The global health minor consists of a minimum of 18 credit hours, most of which are elective courses that address the interdisciplinary approach of the program. The minor is open to all undergraduate students and is especially appropriate for those majoring in the life sciences, social sciences, engineering, and international studies.
“Any NC State student who has a desire to impact a community’s life at its very core, has a desire to apply science at the bench, in the field, or in the halls of government has a place in global health,” Casani added. “The discipline is so broad that almost any skill set I can think of that is taught or studied at NC State can apply. And, the world needs our brand of innovative thinking.”

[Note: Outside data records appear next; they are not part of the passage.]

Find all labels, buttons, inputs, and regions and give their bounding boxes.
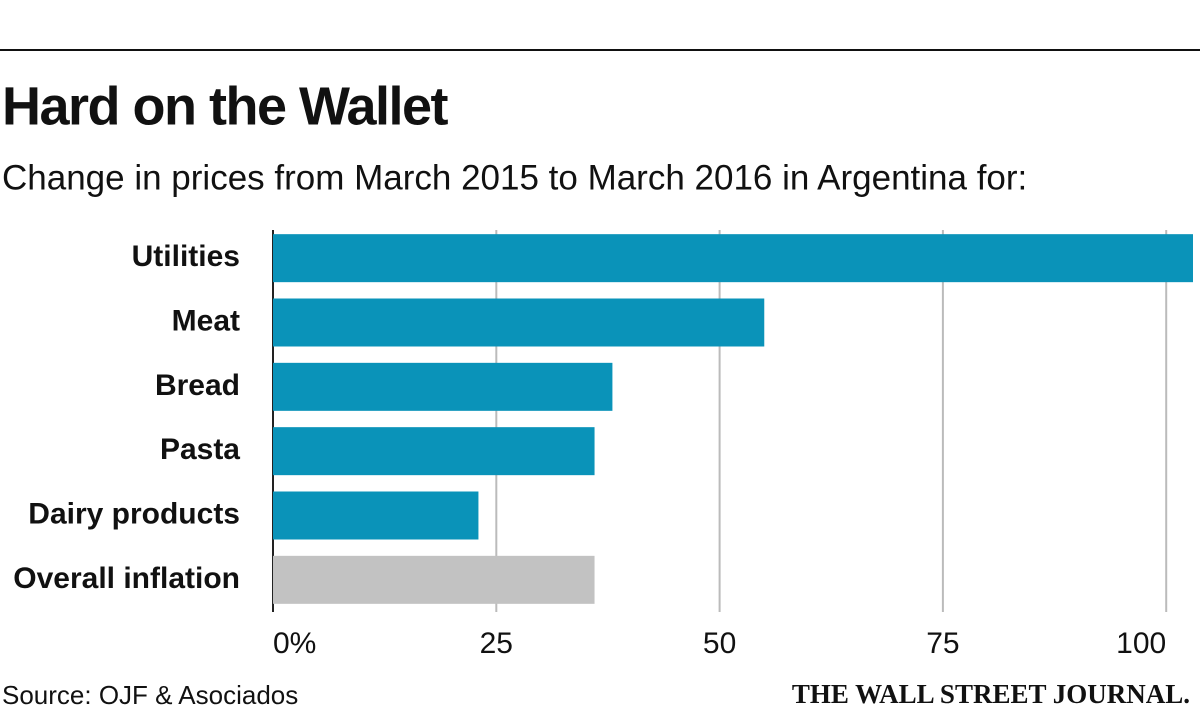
bar xyxy=(273,555,595,604)
y-tick-label: Pasta xyxy=(160,433,240,466)
x-tick-label: 100 xyxy=(1116,627,1166,660)
bar xyxy=(273,427,595,476)
y-tick-label: Dairy products xyxy=(28,497,240,530)
y-tick-label: Meat xyxy=(172,304,240,337)
y-tick-label: Utilities xyxy=(132,240,240,273)
bar xyxy=(273,362,613,411)
y-tick-label: Bread xyxy=(155,369,240,402)
y-tick-label: Overall inflation xyxy=(13,562,240,595)
x-tick-label: 0% xyxy=(273,627,316,660)
bar xyxy=(273,491,479,540)
chart-title: Hard on the Wallet xyxy=(2,76,449,136)
source: Source: OJF & Asociados xyxy=(2,680,298,710)
x-tick-label: 75 xyxy=(926,627,959,660)
bar xyxy=(273,298,765,347)
x-tick-label: 25 xyxy=(480,627,513,660)
chart-subtitle: Change in prices from March 2015 to Marc… xyxy=(2,158,1027,197)
x-tick-label: 50 xyxy=(703,627,736,660)
credit: THE WALL STREET JOURNAL. xyxy=(792,679,1190,709)
bar xyxy=(273,234,1193,283)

Both Daniel and Wu said they also benefitted from the professional networking and experiential learning opportunities that the program presented. For Wu, it was attending the 2019 Triangle Global Health Consortium’s annual conference in Durham where she learned about potential career opportunities related to global health from some of the nation’s top public health professionals, many of whom work here in the Research Triangle Park.
Daniel participated in an Alternative Service Break (ASB) Experience to Ecuador where the group worked with Timmy Global Health, a non-governmental organization (NGO), as well as Ecuadorian medical doctors to run a medical primary care clinic for underserved indigenous communities in the Amazon basin. He also researched the evolution of Botswana’s HIV/AIDS national policies from 1985 to the present during a summer study abroad program to the country.
“Each of these experiences enhanced what I was learning about global health, and allowed me to explore my interests and how diseases can impact people’s lives and well-being,” he said.
As for their future plans, Wu is enrolling in UNC-Chapel Hill’s Gillings School of Global Public Health for a Master’s in Public Health with a Global Health concentration this fall. She enjoyed working in the Women’s and Children’s Health branch during her internship at the NC Department of Health and Human Services and plans to explore career options in that field.
Meanwhile, Daniel will start the Master’s of Public Health with a concentration in Sociomedical Sciences at Columbia University in New York City in the fall. His program will focus on how people’s behaviors and their perception of diseases shape their response and how to design communication strategies to support those populations by acknowledging their specific cultural and social contexts. Both of them see the most recent global pandemic as an affirmation of the importance of their field and their decisions to pursue global health.
“It’s often said that a natural disaster or a disease don’t show regard for national borders, so global health has to be global,” Daniel added. “You have to consider the problem and any solutions from the perspective of all countries and communities involved.”